Hough further noted that he'd like to see a strong graduate program at UF to make sure the state can retain up-and-coming entrepreneurs. He dubbed this notion his "grow 'em and keep 'em" philosophy.
"I know that a lot of the fellas and girls that graduate in finance have their eye on Wall Street," he said. "But I want to tell you I made my success right here in Florida."
Hough, 80, founded William R. Hough and Co. and served as its head for 38 years before it was sold to RBC Dain Rauscher of Minneapolis in 2004. He still serves as a financial consultant for the firm, and his wife, Hazel, is the former director of public relations for RBC Dain Rauscher.
Gift spread out To maximize tax deductions, Hough plans to spread out the first $20 million of his gift over a period of five years. The last $10 million of the gift is to be given to UF after Hough's death.
John Kraft, dean of the college, said $5 million of Hough's donation will go toward a new building for graduate programs. The building, which Kraft hopes to see open by June 2009, will cost an estimated $20 million.
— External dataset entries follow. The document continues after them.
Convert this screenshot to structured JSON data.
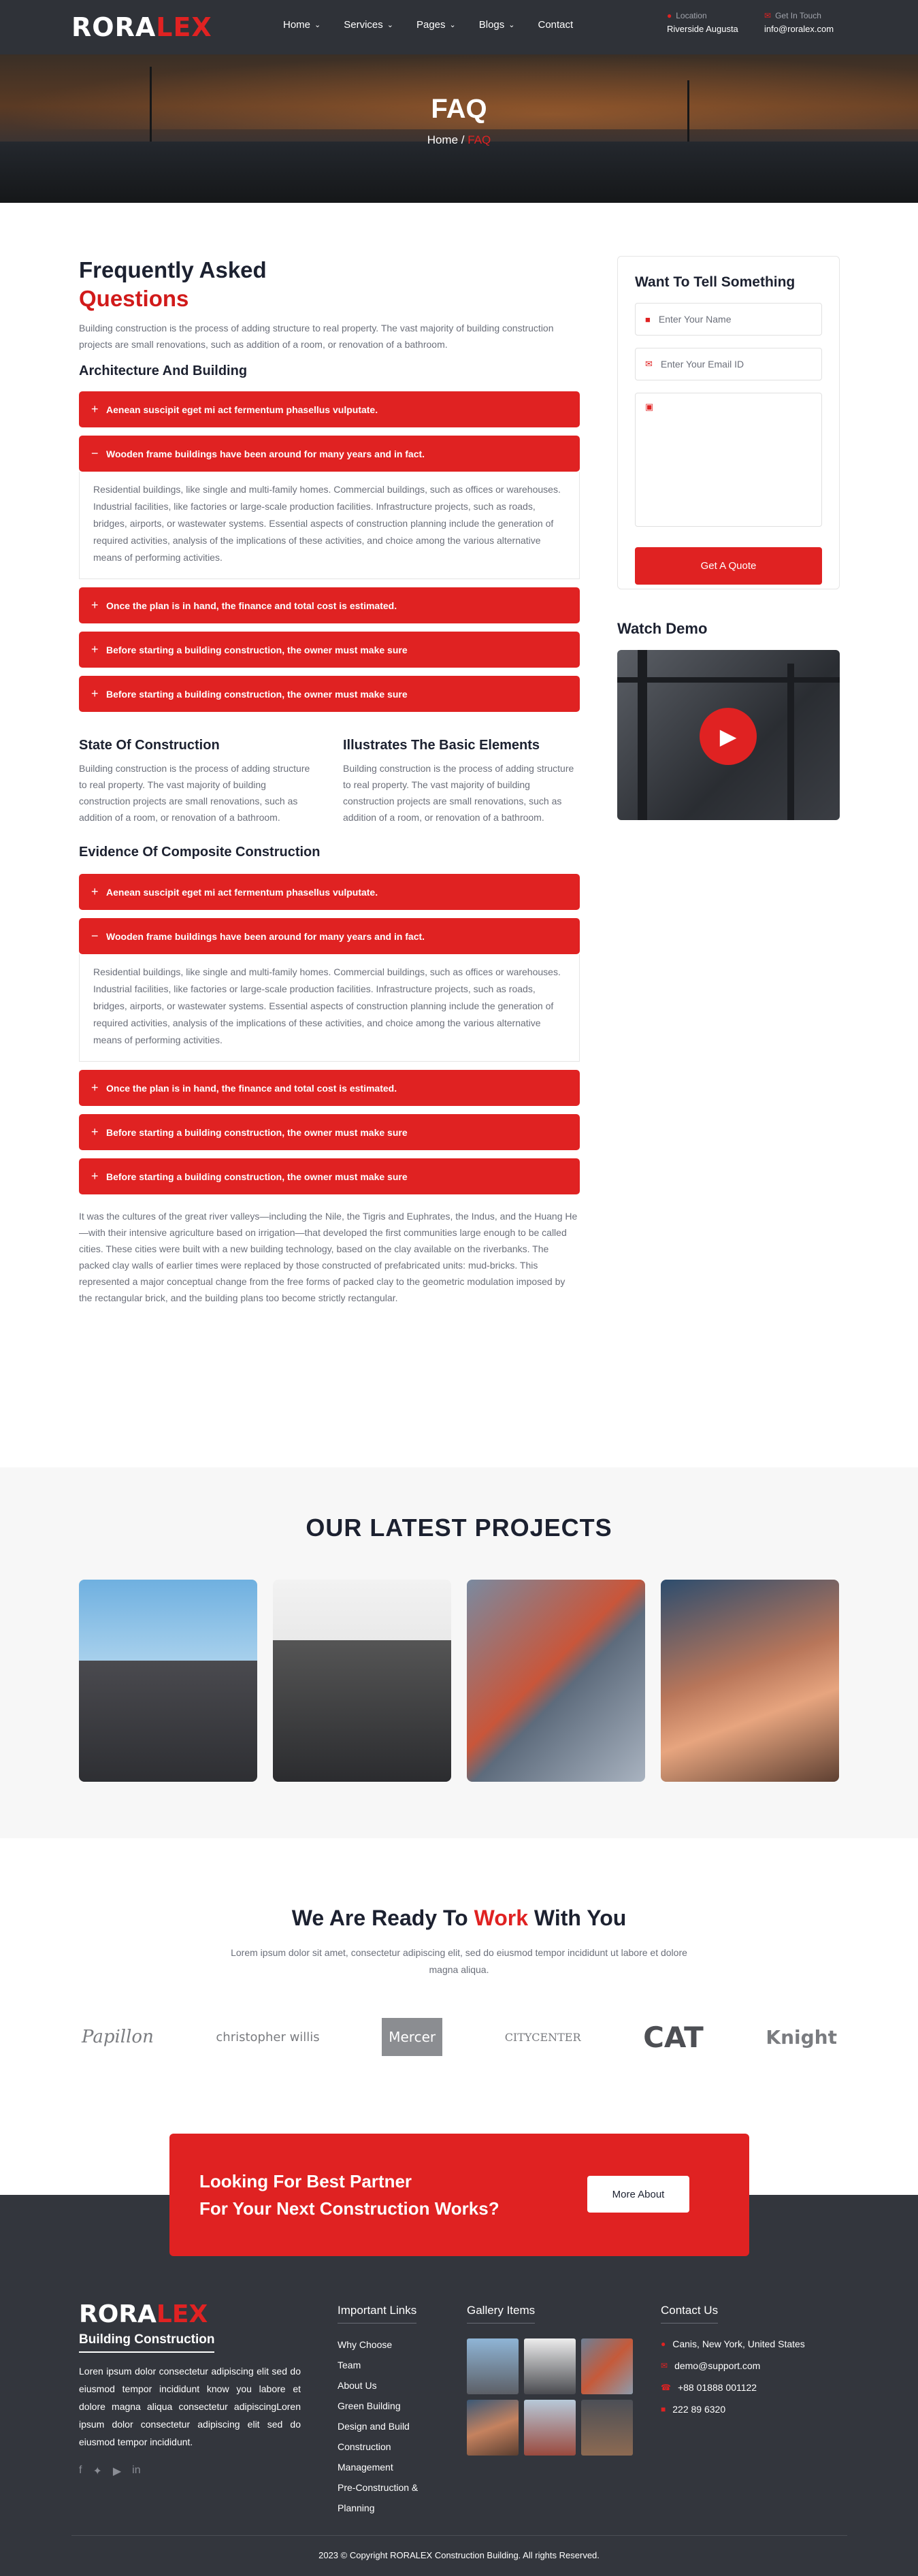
{
  "header": {
    "logo_a": "RORA",
    "logo_b": "LEX",
    "nav": [
      "Home",
      "Services",
      "Pages",
      "Blogs",
      "Contact"
    ],
    "location_label": "Location",
    "location_value": "Riverside Augusta",
    "touch_label": "Get In Touch",
    "touch_value": "info@roralex.com"
  },
  "hero": {
    "title": "FAQ",
    "crumb_home": "Home",
    "crumb_sep": "/",
    "crumb_current": "FAQ"
  },
  "faq": {
    "title_a": "Frequently Asked",
    "title_b": "Questions",
    "intro": "Building construction is the process of adding structure to real property. The vast majority of building construction projects are small renovations, such as addition of a room, or renovation of a bathroom.",
    "section1": "Architecture And Building",
    "accordion1": [
      "Aenean suscipit eget mi act fermentum phasellus vulputate.",
      "Wooden frame buildings have been around for many years and in fact.",
      "Once the plan is in hand, the finance and total cost is estimated.",
      "Before starting a building construction, the owner must make sure",
      "Before starting a building construction, the owner must make sure"
    ],
    "open_text": "Residential buildings, like single and multi-family homes. Commercial buildings, such as offices or warehouses. Industrial facilities, like factories or large-scale production facilities. Infrastructure projects, such as roads, bridges, airports, or wastewater systems. Essential aspects of construction planning include the generation of required activities, analysis of the implications of these activities, and choice among the various alternative means of performing activities.",
    "col1_title": "State Of Construction",
    "col1_text": "Building construction is the process of adding structure to real property. The vast majority of building construction projects are small renovations, such as addition of a room, or renovation of a bathroom.",
    "col2_title": "Illustrates The Basic Elements",
    "col2_text": "Building construction is the process of adding structure to real property. The vast majority of building construction projects are small renovations, such as addition of a room, or renovation of a bathroom.",
    "section2": "Evidence Of Composite Construction",
    "accordion2": [
      "Aenean suscipit eget mi act fermentum phasellus vulputate.",
      "Wooden frame buildings have been around for many years and in fact.",
      "Once the plan is in hand, the finance and total cost is estimated.",
      "Before starting a building construction, the owner must make sure",
      "Before starting a building construction, the owner must make sure"
    ],
    "outro": "It was the cultures of the great river valleys—including the Nile, the Tigris and Euphrates, the Indus, and the Huang He—with their intensive agriculture based on irrigation—that developed the first communities large enough to be called cities. These cities were built with a new building technology, based on the clay available on the riverbanks. The packed clay walls of earlier times were replaced by those constructed of prefabricated units: mud-bricks. This represented a major conceptual change from the free forms of packed clay to the geometric modulation imposed by the rectangular brick, and the building plans too become strictly rectangular."
  },
  "form": {
    "title": "Want To Tell Something",
    "name_ph": "Enter Your Name",
    "email_ph": "Enter Your Email ID",
    "button": "Get A Quote",
    "watch": "Watch Demo"
  },
  "projects": {
    "title": "OUR LATEST PROJECTS"
  },
  "ready": {
    "title_a": "We Are Ready To ",
    "title_b": "Work",
    "title_c": " With You",
    "sub": "Lorem ipsum dolor sit amet, consectetur adipiscing elit, sed do eiusmod tempor incididunt ut labore et dolore magna aliqua."
  },
  "partners": [
    "Papillon",
    "christopher willis",
    "Mercer",
    "CITYCENTER",
    "CAT",
    "Knight"
  ],
  "cta": {
    "line1": "Looking For Best Partner",
    "line2": "For Your Next Construction Works?",
    "button": "More About"
  },
  "footer": {
    "logo_a": "RORA",
    "logo_b": "LEX",
    "tagline": "Building Construction",
    "about": "Loren ipsum dolor consectetur adipiscing elit sed do eiusmod tempor incididunt know you labore et dolore magna aliqua consectetur adipiscingLoren ipsum dolor consectetur adipiscing elit sed do eiusmod tempor incididunt.",
    "links_title": "Important Links",
    "links": [
      "Why Choose",
      "Team",
      "About Us",
      "Green Building",
      "Design and Build",
      "Construction",
      "Management",
      "Pre-Construction &",
      "Planning"
    ],
    "gallery_title": "Gallery Items",
    "contact_title": "Contact Us",
    "contact": [
      "Canis, New York, United States",
      "demo@support.com",
      "+88 01888 001122",
      "222 89 6320"
    ],
    "copyright": "2023 © Copyright RORALEX Construction Building. All rights Reserved."
  },
  "colors": {
    "accent": "#e02222",
    "dark": "#33363d",
    "heading": "#1c2130"
  }
}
Hough's gift will cover half that cost if state-matching money is applied.
The remainder of Hough's gift will be used to support teaching and academic programs, including the establishment of several endowed professorships.
Hough's generosity is nothing new to the college. He's been a key supporter of the university's specialized master's degree programs, which allow students to earn a graduate degree in about a year. The programs also have appeal to students because they don't require any outside work experience for admittance, which is counter to the standard of most traditional MBA programs.
Hough praised UF's specialized graduate programs, one of which is already named in his honor, because he said the programs allow students to finish up quickly and get out into the work force. The only apparent downside, he said, is that "you don't have as much time to party around campus."
Now that the graduate program is named for Hough, a second big donor's name is associated with the college.
In 1996, the entire college was named for Al Warrington, a Texas businessman who now sits on UF's board of trustees. UF issued a news release at the time of Warrington's gift noting that he gave $5 million, $2 million of which came from a charitable trust.
The UF Foundation, the university's fundraising arm, would not disclose any information Friday about Warrington's cumulative gifts to the college. As a direct-support organization, the foundation is exempt from some public records laws.
In recent memory, some universities have struggled to keep major donors from micromanaging how their gift is spent. Hough said he trusted UF officials to be good stewards of his gift, but added that "I'm allowed to give my opinion" about putting the $30 million to use.
Hough's gift is a shot in the arm to UF's seven-year capital campaign, which began 1 years ago. The campaign aims to raise $1.2 billion, and UF Foundation officials hope Hough's donation will inspire others.
"It sort of sets the bar for many others, we hope," said Paul Robell, UF's vice president for development and alumni affairs.
Hough has clear ties to the UF Foundation, having served on its board of directors since 2000. He's also had an ongoing dialogue with Kraft, the college's dean, who said the two have been talking for about nine months about the possibility of a major gift.
For Machen, who began his third year as UF's president this month, the Hough gift marks yet another milestone for a university that has recently had its share of accolades. Earlier this month, UF became the first university in history to hold simultaneous championships in both basketball and football.